The 2015 legislative session enters its second half Monday with lots of work remaining, including on key education issues.

As of Friday 80 education-related bills had been introduced out of the total 479 measures floated in the House and Senate.

A number of education bills have been disposed of – 19 have been killed in committee and six non-controversial housekeeper measures already have been sent to Gov. John Hickenlooper.

But 27 bills haven’t even had their first committee hearings, and more measures are expected to surface, including on top issues like testing and school finance.

Some of the new measures introduced Friday relate to workforce development, which is emerging as the fashionable new education-related issue of 2015 for both Democrats and Republicans. Several of the workforce bills would affect schools and community colleges.

Those bills include:

House Bill 15-1270 – Allows creation of “p-tech” schools that would have a focus on STEM fields, combining high school and college-level classes with workplace experience. Bipartisan sponsorship.House Bill 15-1274 – Proposes state creation of specific career pathways programs that students would use to train for employment in specific industries. Bipartisan sponsorship.

House Bill 15-1275 – Allows school districts to add apprenticeship and internship programs to the college classes now included in concurrent enrollment programs. Students use concurrent enrollment to take college classes while still in high school. Bipartisan sponsorship.

Previously introduced workforce/education bills involve career pathways (House Bill 15-1190) and career-tech scholarships (Senate Bill 15-082).

Also introduced Friday was House Bill 15-1273, which would add sexual assaults and unlawful use of marijuana on school grounds to the list of incidents that schools must report to the state. The bipartisan bill also sets requirements for law enforcement agencies and district attorneys to report school incidents to the state. And the measure requires the Division of Criminal Justice to compile periodic, detailed statewide report on school crimes and incidents.

The bill was prompted by legislator dissatisfaction with alleged gaps in school incident reporting highlighted by the 2013 fatal shooting at Littleton High School.

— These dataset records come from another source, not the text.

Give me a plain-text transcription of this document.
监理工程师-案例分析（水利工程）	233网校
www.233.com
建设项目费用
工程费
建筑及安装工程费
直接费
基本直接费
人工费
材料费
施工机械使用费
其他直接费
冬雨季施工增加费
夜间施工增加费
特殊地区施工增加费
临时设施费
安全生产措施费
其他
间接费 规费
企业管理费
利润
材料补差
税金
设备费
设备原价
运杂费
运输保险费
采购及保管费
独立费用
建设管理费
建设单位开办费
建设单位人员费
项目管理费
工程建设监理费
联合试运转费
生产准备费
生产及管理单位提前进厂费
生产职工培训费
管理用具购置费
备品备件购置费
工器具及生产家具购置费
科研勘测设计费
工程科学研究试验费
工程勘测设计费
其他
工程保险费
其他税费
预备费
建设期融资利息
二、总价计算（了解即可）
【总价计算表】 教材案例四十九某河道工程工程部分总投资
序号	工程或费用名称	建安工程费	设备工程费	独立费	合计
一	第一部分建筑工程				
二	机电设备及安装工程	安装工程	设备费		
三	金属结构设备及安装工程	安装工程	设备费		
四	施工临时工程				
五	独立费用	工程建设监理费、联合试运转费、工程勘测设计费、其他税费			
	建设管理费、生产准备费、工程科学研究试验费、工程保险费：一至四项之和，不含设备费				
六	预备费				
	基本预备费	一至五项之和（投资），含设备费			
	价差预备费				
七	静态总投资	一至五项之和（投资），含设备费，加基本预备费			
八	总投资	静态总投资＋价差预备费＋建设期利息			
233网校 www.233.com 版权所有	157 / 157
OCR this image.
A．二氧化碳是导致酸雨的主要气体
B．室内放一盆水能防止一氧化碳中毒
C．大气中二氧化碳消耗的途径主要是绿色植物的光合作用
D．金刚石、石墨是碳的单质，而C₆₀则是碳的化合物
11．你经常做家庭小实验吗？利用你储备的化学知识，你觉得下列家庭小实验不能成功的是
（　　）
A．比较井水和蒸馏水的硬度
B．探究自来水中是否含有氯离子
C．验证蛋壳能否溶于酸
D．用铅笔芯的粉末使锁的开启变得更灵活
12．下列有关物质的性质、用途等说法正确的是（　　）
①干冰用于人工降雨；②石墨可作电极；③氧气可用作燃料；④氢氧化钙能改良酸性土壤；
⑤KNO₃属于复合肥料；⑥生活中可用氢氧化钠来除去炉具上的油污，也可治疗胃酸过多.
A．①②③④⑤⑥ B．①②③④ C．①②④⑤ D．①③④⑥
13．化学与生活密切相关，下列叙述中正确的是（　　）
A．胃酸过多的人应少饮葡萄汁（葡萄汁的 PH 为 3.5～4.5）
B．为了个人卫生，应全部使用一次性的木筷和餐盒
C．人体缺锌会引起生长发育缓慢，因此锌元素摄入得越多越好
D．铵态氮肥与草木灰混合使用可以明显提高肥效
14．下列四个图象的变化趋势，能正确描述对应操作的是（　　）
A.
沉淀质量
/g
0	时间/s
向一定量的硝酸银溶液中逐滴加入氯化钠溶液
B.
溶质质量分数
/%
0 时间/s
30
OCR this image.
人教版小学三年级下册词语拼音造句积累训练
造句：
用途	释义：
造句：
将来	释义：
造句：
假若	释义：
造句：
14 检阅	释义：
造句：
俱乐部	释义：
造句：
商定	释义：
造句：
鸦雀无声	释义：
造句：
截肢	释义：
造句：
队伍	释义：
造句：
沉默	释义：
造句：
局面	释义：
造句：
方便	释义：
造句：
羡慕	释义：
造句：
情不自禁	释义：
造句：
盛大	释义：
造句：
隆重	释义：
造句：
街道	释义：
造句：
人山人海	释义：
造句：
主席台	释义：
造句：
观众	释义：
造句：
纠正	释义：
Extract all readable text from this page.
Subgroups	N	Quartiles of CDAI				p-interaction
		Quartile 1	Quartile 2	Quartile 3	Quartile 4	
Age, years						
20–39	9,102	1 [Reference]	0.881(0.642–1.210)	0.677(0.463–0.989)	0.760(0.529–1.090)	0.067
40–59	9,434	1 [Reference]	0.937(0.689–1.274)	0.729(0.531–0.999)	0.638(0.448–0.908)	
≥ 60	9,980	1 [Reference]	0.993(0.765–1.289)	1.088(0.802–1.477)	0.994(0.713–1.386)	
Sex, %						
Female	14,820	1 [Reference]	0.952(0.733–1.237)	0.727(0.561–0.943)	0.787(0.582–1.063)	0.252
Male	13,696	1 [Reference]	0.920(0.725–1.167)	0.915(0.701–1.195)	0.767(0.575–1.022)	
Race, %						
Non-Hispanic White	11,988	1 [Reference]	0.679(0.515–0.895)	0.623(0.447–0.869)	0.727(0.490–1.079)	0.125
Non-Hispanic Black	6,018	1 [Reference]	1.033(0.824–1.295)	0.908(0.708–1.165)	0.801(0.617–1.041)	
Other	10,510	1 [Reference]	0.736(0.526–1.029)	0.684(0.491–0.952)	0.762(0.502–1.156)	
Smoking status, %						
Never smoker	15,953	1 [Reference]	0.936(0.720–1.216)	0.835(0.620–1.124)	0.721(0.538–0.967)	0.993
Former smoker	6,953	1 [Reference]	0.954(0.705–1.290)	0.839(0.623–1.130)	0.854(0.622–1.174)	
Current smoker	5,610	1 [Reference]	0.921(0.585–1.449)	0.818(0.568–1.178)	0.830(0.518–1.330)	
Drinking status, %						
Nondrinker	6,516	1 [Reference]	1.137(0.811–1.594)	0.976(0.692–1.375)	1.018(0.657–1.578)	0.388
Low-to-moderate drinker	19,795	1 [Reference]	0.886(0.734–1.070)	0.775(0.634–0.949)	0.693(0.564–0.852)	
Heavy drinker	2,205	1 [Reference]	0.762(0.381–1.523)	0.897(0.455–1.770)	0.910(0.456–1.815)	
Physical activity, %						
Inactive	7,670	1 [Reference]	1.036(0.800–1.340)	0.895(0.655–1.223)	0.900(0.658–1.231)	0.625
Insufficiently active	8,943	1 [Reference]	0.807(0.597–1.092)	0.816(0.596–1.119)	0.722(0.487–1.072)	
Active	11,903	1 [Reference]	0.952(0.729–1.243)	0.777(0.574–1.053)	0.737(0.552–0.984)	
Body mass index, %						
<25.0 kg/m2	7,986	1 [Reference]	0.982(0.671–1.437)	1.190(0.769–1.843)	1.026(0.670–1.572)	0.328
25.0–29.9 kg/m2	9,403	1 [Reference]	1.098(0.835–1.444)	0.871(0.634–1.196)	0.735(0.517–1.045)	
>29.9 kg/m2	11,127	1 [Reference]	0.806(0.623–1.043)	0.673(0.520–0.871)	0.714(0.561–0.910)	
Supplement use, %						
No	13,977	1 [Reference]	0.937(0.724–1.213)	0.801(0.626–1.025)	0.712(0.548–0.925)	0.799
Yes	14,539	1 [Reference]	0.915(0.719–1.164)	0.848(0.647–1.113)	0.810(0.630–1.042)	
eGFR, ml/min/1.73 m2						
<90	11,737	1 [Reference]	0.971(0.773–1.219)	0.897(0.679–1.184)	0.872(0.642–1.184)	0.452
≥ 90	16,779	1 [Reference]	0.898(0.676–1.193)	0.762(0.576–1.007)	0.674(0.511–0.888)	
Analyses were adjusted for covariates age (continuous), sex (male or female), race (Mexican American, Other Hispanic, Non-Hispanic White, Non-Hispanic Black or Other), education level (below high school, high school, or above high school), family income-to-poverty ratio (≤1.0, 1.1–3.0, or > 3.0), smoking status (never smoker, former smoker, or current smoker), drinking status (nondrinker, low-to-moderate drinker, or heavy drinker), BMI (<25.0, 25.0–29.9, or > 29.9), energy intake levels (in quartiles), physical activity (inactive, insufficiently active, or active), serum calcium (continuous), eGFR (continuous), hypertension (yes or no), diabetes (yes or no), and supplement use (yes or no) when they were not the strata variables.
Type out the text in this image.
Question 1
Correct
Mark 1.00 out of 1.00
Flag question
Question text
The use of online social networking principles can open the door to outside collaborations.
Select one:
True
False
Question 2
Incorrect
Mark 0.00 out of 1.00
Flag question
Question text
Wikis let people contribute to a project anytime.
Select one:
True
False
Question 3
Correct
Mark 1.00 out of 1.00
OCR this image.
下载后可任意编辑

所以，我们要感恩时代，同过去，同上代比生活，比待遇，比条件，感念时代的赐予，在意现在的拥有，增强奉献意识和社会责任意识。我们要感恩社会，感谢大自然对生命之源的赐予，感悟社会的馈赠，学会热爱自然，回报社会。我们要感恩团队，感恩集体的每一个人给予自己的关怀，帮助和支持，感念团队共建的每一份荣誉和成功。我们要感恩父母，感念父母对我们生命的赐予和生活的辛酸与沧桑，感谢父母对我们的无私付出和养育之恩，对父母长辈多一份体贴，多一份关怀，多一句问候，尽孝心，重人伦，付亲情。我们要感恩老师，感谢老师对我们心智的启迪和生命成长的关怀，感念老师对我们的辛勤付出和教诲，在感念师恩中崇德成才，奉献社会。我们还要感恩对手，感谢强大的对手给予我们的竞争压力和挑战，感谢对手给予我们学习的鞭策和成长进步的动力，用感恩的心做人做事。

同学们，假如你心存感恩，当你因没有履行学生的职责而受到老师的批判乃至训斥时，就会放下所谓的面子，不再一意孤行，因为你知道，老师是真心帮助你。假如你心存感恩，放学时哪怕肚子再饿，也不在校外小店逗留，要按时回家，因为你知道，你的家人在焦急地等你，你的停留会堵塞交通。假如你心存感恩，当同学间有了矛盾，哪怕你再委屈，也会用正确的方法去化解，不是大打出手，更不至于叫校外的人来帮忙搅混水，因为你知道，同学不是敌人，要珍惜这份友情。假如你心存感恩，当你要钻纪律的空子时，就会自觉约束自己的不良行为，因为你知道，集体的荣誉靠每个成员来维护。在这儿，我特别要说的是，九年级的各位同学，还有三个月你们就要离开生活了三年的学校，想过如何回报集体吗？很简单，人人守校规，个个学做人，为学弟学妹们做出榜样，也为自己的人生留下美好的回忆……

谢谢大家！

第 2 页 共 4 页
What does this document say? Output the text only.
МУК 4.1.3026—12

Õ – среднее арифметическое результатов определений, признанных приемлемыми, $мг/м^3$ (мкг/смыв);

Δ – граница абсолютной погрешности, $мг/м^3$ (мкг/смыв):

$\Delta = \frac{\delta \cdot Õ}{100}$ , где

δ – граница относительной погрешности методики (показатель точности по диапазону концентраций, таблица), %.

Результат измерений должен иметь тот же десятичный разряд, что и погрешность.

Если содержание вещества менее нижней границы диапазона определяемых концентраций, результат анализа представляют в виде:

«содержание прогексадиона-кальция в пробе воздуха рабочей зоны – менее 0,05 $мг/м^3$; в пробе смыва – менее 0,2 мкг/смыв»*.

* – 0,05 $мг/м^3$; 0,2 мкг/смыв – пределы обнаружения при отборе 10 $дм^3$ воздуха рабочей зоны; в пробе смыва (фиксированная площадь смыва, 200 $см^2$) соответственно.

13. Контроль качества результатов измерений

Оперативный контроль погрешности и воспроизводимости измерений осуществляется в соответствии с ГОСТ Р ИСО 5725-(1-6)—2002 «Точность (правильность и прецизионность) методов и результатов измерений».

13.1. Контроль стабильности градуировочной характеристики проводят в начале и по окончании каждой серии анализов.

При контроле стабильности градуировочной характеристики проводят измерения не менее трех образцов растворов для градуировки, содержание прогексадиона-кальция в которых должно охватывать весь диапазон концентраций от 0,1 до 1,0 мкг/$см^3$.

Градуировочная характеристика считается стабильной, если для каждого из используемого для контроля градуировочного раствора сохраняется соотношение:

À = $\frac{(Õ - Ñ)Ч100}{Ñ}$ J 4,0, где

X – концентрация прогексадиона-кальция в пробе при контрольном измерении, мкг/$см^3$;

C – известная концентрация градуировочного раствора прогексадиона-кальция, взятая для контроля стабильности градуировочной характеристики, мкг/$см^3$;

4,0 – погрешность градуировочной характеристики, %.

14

A bill proposing to change the way multidistrict online schools are regulated was introduced earlier in the week. Senate Bill 15-201 would change the current system, under which the Department of Education certifies such programs.

Instead, CDE would certify districts, BOCES and groups of districts that once certified would be allowed to authorize and oversee those online schools. This is a complicated and politically fraught issue. Some online schools and for-profit operators oppose regulation for such schools beyond what is provided by the state school accountability system. Other groups believe those schools need greater oversight because of low performance.

The bill doesn’t apply to online programs that districts run or authorize just for their own students.

The bill largely mirrors the recommendations made by the Online Task Force, which studied the issue over the summer and autumn. Read the panel’s report here, and see the bill text here.

The bill has been assigned not to the Senate Education Committee but to State Affairs, usually considered the chamber’s “kill committee.” But Sen. Owen Hill, R-Colorado Springs, is one of the bill’s prime sponsors, and he’s also a member of State Affairs.